Black Powerlist 2022 announced

Marcus Rashford footballer
Michaela Coel at the British Independent Film Awards
Daniel Kaluuya at the PSIFF Creative Impact Awards

Congratulations to all the incredible leaders on this year’s Black Power List! 

England striker Marcus Rashford, Microsoft’s Jacky Wright, and I May Destroy You creator Michaela Coel are among those who have topped this year’s Powerlist. The annual publication, first published in 2007, highlights prominent Black British individuals, in a bid to provide professional role models for young people of African and African Caribbean heritage.

Entrants are judged by their ‘ability to positively alter events and change lives as demonstrated over a reasonable period of time’, and awarded status based on positive influence in their immediate sphere and on its reach.

Rashford was selected as one of the most powerful advocates for the vulnerable and disadvantaged. “At the tender age of 23, Marcus Rashford is becoming the voice of a generation,” as the Powerlist puts it, having forced government change on issues including child poverty and hunger. As well as being awarded an MBE in the 2020 Queen’s Birthday Honours List, he also became the youngest person ever to receive an honorary doctorate from the University of Manchester.

Chief Digital officer and Corporate Vice-President of Microsoft, Jacky Wright has also made the list, recognised as a transformational global leader, innovative technologist, and passionate advocate for women and people from minority ethnic backgrounds.
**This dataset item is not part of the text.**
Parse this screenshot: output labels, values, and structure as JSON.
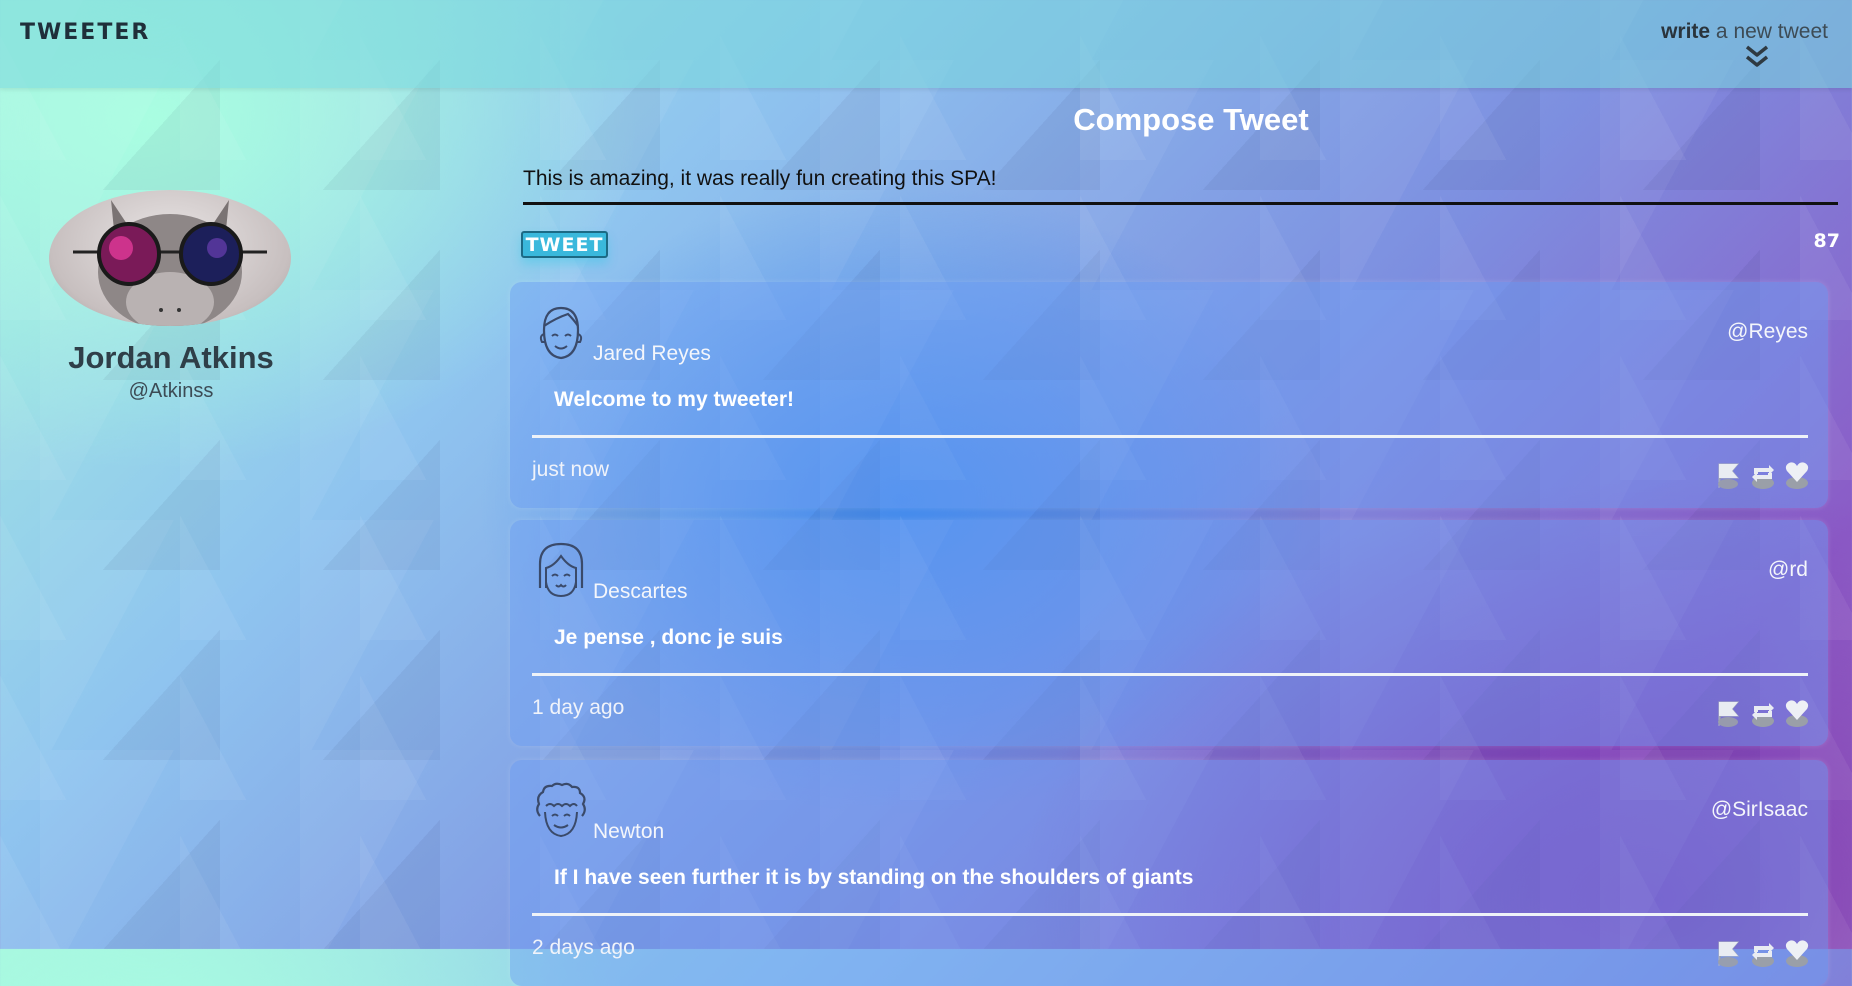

Meanwhile the 33-year-old actor and writer Michaela Coel, the creator of smash BBC hit, I May Destroy You, was also honoured. Loosely based on her own experience of sexual assault and racism, the series won BAFTAs galore, while its creator has been named one of Europe’s 30 Under 30 by Forbes and was included in Time magazine’s 100 Most Influential People of 2020.
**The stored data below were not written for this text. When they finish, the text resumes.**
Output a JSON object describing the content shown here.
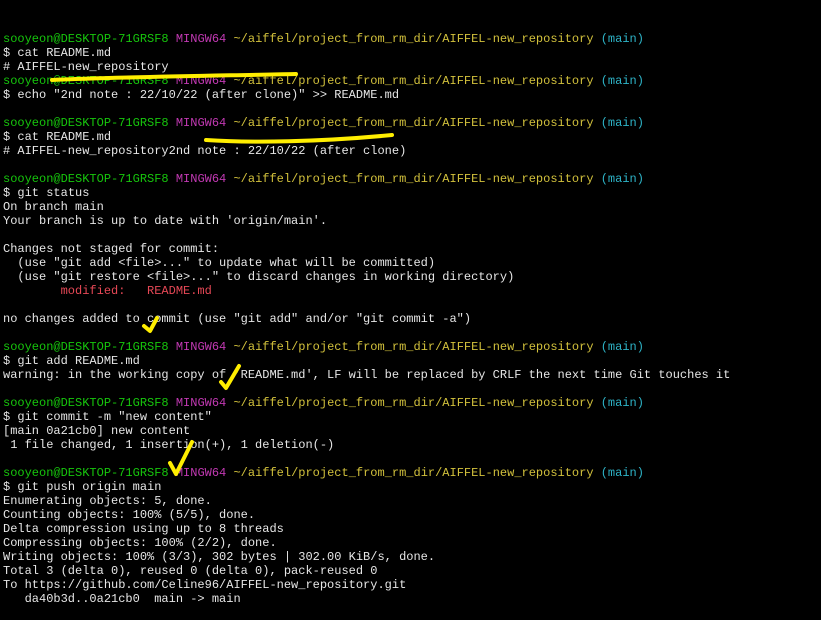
{
  "terminal": {
    "prompt": {
      "user_host": "sooyeon@DESKTOP-71GRSF8",
      "shell": "MINGW64",
      "path": "~/aiffel/project_from_rm_dir/AIFFEL-new_repository",
      "branch": "(main)",
      "symbol": "$"
    },
    "blocks": [
      {
        "command": "cat README.md",
        "output": [
          "# AIFFEL-new_repository"
        ]
      },
      {
        "command": "echo \"2nd note : 22/10/22 (after clone)\" >> README.md",
        "output": [
          ""
        ]
      },
      {
        "command": "cat README.md",
        "output": [
          "# AIFFEL-new_repository2nd note : 22/10/22 (after clone)",
          ""
        ]
      },
      {
        "command": "git status",
        "output": [
          "On branch main",
          "Your branch is up to date with 'origin/main'.",
          "",
          "Changes not staged for commit:",
          "  (use \"git add <file>...\" to update what will be committed)",
          "  (use \"git restore <file>...\" to discard changes in working directory)"
        ],
        "modified_label": "        modified:   README.md",
        "output_after": [
          "",
          "no changes added to commit (use \"git add\" and/or \"git commit -a\")",
          ""
        ]
      },
      {
        "command": "git add README.md",
        "output": [
          "warning: in the working copy of 'README.md', LF will be replaced by CRLF the next time Git touches it",
          ""
        ]
      },
      {
        "command": "git commit -m \"new content\"",
        "output": [
          "[main 0a21cb0] new content",
          " 1 file changed, 1 insertion(+), 1 deletion(-)",
          ""
        ]
      },
      {
        "command": "git push origin main",
        "output": [
          "Enumerating objects: 5, done.",
          "Counting objects: 100% (5/5), done.",
          "Delta compression using up to 8 threads",
          "Compressing objects: 100% (2/2), done.",
          "Writing objects: 100% (3/3), 302 bytes | 302.00 KiB/s, done.",
          "Total 3 (delta 0), reused 0 (delta 0), pack-reused 0",
          "To https://github.com/Celine96/AIFFEL-new_repository.git",
          "   da40b3d..0a21cb0  main -> main"
        ]
      }
    ]
  },
  "annotations": {
    "color": "#ffee00",
    "marks": [
      "underline-echo",
      "underline-cat-output",
      "check-git-add",
      "check-git-commit",
      "check-git-push"
    ]
  }
}
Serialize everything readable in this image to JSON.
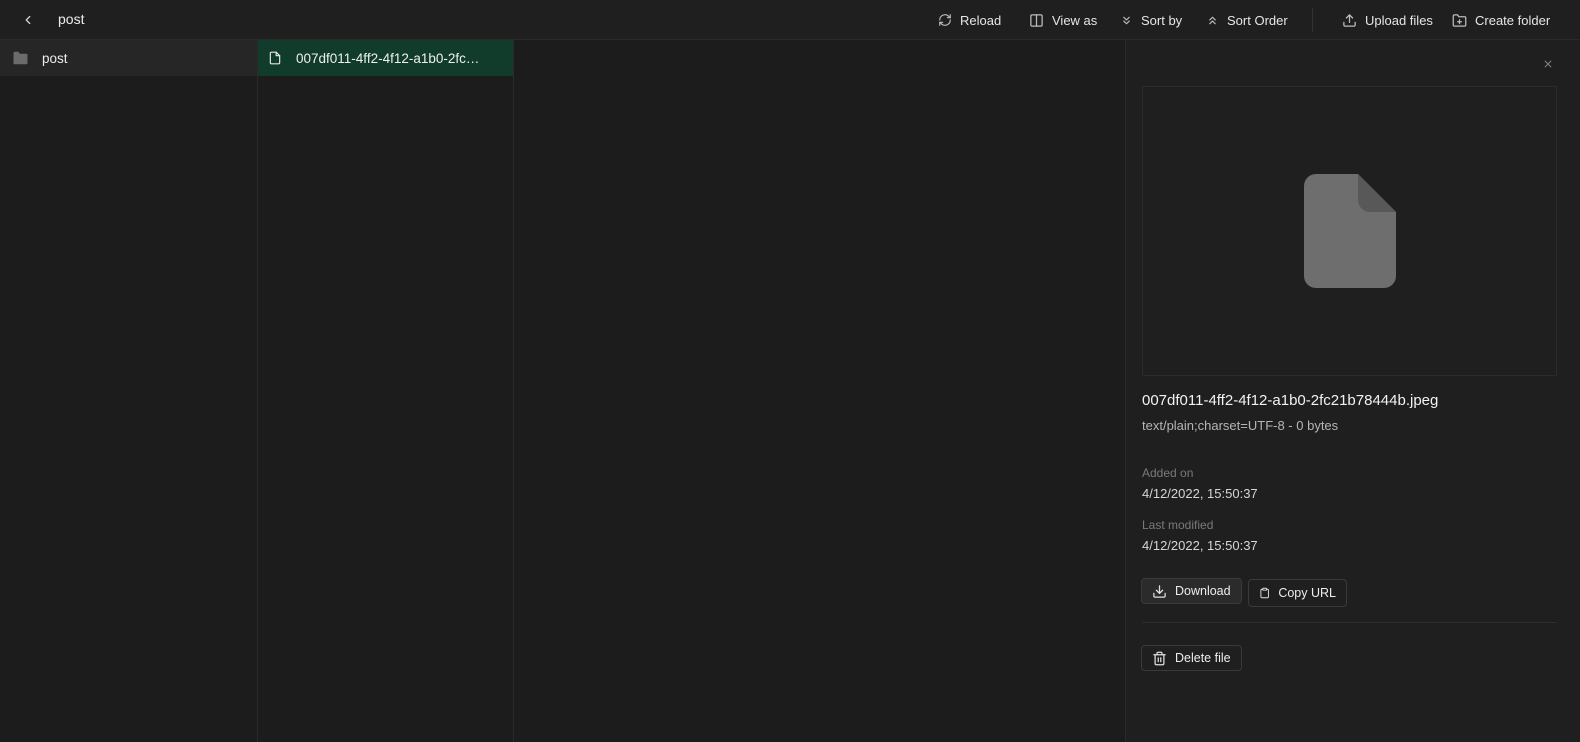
{
  "header": {
    "title": "post",
    "toolbar": {
      "reload": "Reload",
      "view_as": "View as",
      "sort_by": "Sort by",
      "sort_order": "Sort Order",
      "upload_files": "Upload files",
      "create_folder": "Create folder"
    }
  },
  "columns": {
    "folders": [
      {
        "label": "post",
        "icon": "folder-icon"
      }
    ],
    "files": [
      {
        "label": "007df011-4ff2-4f12-a1b0-2fc21b78444b.jpeg",
        "icon": "file-icon",
        "selected": true
      }
    ]
  },
  "preview": {
    "file_name": "007df011-4ff2-4f12-a1b0-2fc21b78444b.jpeg",
    "file_meta": "text/plain;charset=UTF-8 - 0 bytes",
    "added_on_label": "Added on",
    "added_on_value": "4/12/2022, 15:50:37",
    "last_modified_label": "Last modified",
    "last_modified_value": "4/12/2022, 15:50:37",
    "download_label": "Download",
    "copy_url_label": "Copy URL",
    "delete_label": "Delete file"
  },
  "colors": {
    "background": "#1c1c1c",
    "panel": "#1f1f1f",
    "selected_row": "#113b2a",
    "text": "#ededed"
  }
}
Other winners include Anne Mensah, Vice-President Content UK, Netflix, who previously shaped the agenda for TV dramas on Sky and has been described by the Royal Television Society as ‘drama’s unique voice’. Spearheading Netflix’s £500,000 grant to help theatre practitioners unable to work, and ineligible for Government aid during the pandemic, she said "Creativity is all about collaboration, and we are deeply concerned by the challenges our friends in the theatre now face, especially in the regions, and the likely consequences for the diverse voices and stories at the heart of our culture."
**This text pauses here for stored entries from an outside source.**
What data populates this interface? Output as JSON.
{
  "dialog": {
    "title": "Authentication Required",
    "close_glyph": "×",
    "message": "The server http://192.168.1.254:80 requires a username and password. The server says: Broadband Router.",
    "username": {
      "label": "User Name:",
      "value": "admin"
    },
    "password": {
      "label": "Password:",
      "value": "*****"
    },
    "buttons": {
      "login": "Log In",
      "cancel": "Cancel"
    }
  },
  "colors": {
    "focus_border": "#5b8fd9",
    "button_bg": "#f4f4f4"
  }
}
Actor and ‘Get Out’ star Daniel Kaluuya is another who made the List, who this year became the first black British performer in Academy Awards history to win an Oscar for Best Supporting Actor, as Black Panther chairman Fred Hampton in Judas And The Black Messiah. Other winners include Professor Kevin Fenton, Regional Director of Public Health, England, who as the Powelist puts it, “has been the main man” amid the public health response to London’s Covid-19 waves, “overseeing everything from the successful vaccine rollout to measures designed to mitigate spread in the city and protecting vulnerable communities”. Steven Bartlett, at 28 the youngest-ever Dragon on Dragon’s Den was also honoured. Co-founder and CEO of the social media marketing agency Social Chain, he had an estimated personal fortune of £68m, according to Forbes.

Others who made the list include Lord Woolley of Woodford, co-founder and director of Operation Black Vote, and the new Principal of Homerton College at the University of Cambridge – the first black man to hold such a post at Oxford or Cambridge. In 2019, he received a knighthood for his services to race equality. The Vice Chair of KPMG, Richard Iferenta, was also selected, as was lawyer Jacqueline McKenzie, a Partner at City firm Leigh Day – where she runs a department and a team of solicitors specialising in Windrush cases, immigration and infringements of civil liberties. In December 2020, her evidence to the Parliamentary Home Affairs Committee on the Windrush scandal resulted in the victims receiving compensation.

Although the Powerlist is primarily distributed to schools and universities, it has increasingly been requested by corporations, as a way of identifying black talent. This year’s judging panel included Linda Dobbs DBE, a former High Court Judge; Ijeoma Okoli, Executive Director, J.P. Morgan Chase & Co, Matthew Ryder QC, the former Deputy Mayor of London for Social Integration, Social Mobility and Community Engagement, and Dr Heather Melville OBE, CMMI Director, People Networks and Client PwC.